Il sortit en refermant derrière lui.

— Eh bien, miss ? dit Annebrun en désignant un siège à la femme de chambre. Qu’avez-vous à me dire ?

— Je voudrais que vous m’appreniez ce qu’il y a là-dedans, fit-elle en sortant un flacon de sa poche de tablier.

— Si j’en crois ce qui est écrit, c’est de la fleur d’oranger.

— Justement, ce n’en est pas.

Rapidement, elle raconta l’histoire de la fiole habillée d’argent, ses propres inquiétudes allant jusqu’au soupçon, comment elle en était venue à transvaser le contenu et, finalement, l’histoire de la soirée qui venait de s’écouler.

— J’ai eu peur, conclut-elle. Une peur affreuse que ce ne soit une liqueur dangereuse. Peut-être un poison…

— De toute façon, vous avez bien fait, dit le médecin en promenant son nez au-dessus du goulot. Je vous dirai ce qu’il en est mais j’ai une petite idée…

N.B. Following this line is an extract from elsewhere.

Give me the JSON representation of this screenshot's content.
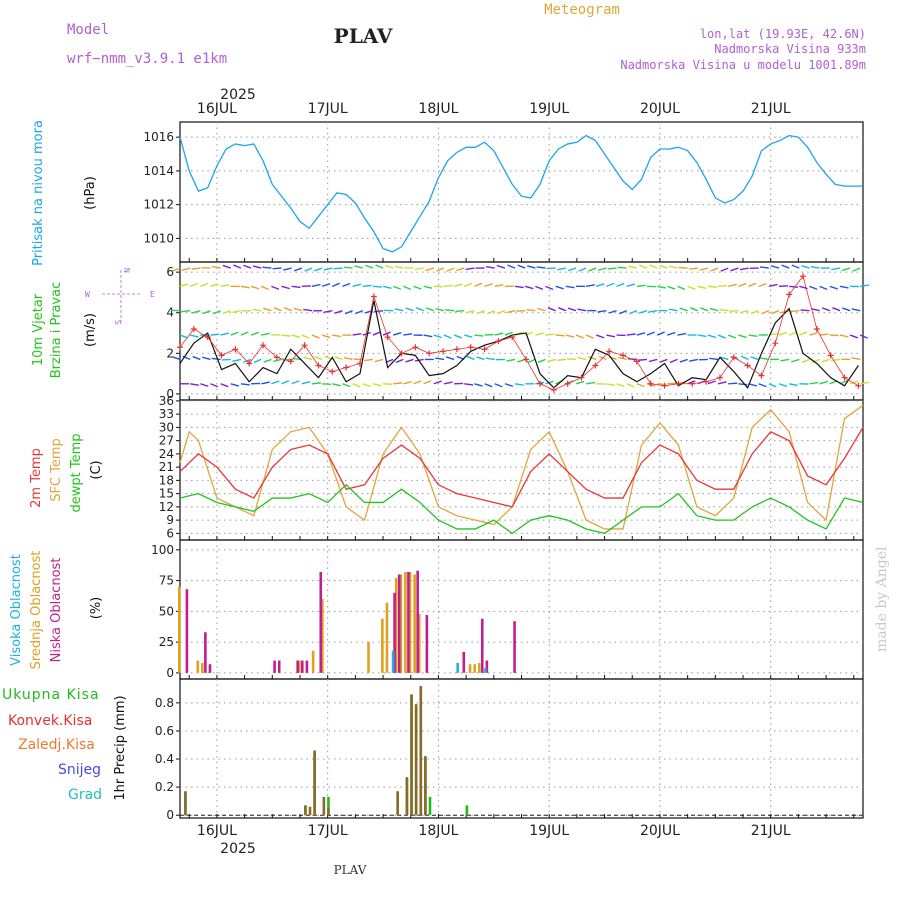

Une heure plus tard, la maison était retournée au silence. Lorna dormait profondément, veillée par Kitty que Béline relayerait au petit matin. Tous les autres avaient regagné leur chambre pour prendre quelques heures de sommeil, ce bon sommeil que donne le soulagement après des mois d’inquiétude et de contrainte. Les plus joyeux étaient Potentin, Clémence et les deux garçons, ceux-là surtout, délivrés des sombres projets d’enlèvement concoctés par Arthur. L’aube qui allait venir serait une aube de joie puisqu’elle laisserait présager le retour d’Elisabeth. Peut-être au printemps, quand seraient apaisées les grandes tempêtes de la mauvaise saison rendant difficile un voyage par mer ? Pour Arthur comme pour Adam, la suite des événements débarrassée de ce gros nuage en forme de bébé ne faisait aucun doute : Lorna une fois remise d’aplomb n’aurait plus de raisons de s’accrocher aux Treize Vents. Elle pourrait retourner en Angleterre, épouser son duc… et le bonheur reviendrait avec Elisabeth s’asseoir au foyer des Tremaine.

Cependant, deux des habitants de la maison ne se couchèrent pas, sachant bien qu’il leur serait impossible de trouver le repos à cause du tumulte de leurs sensations : Guillaume lui-même et Jeremiah Brent.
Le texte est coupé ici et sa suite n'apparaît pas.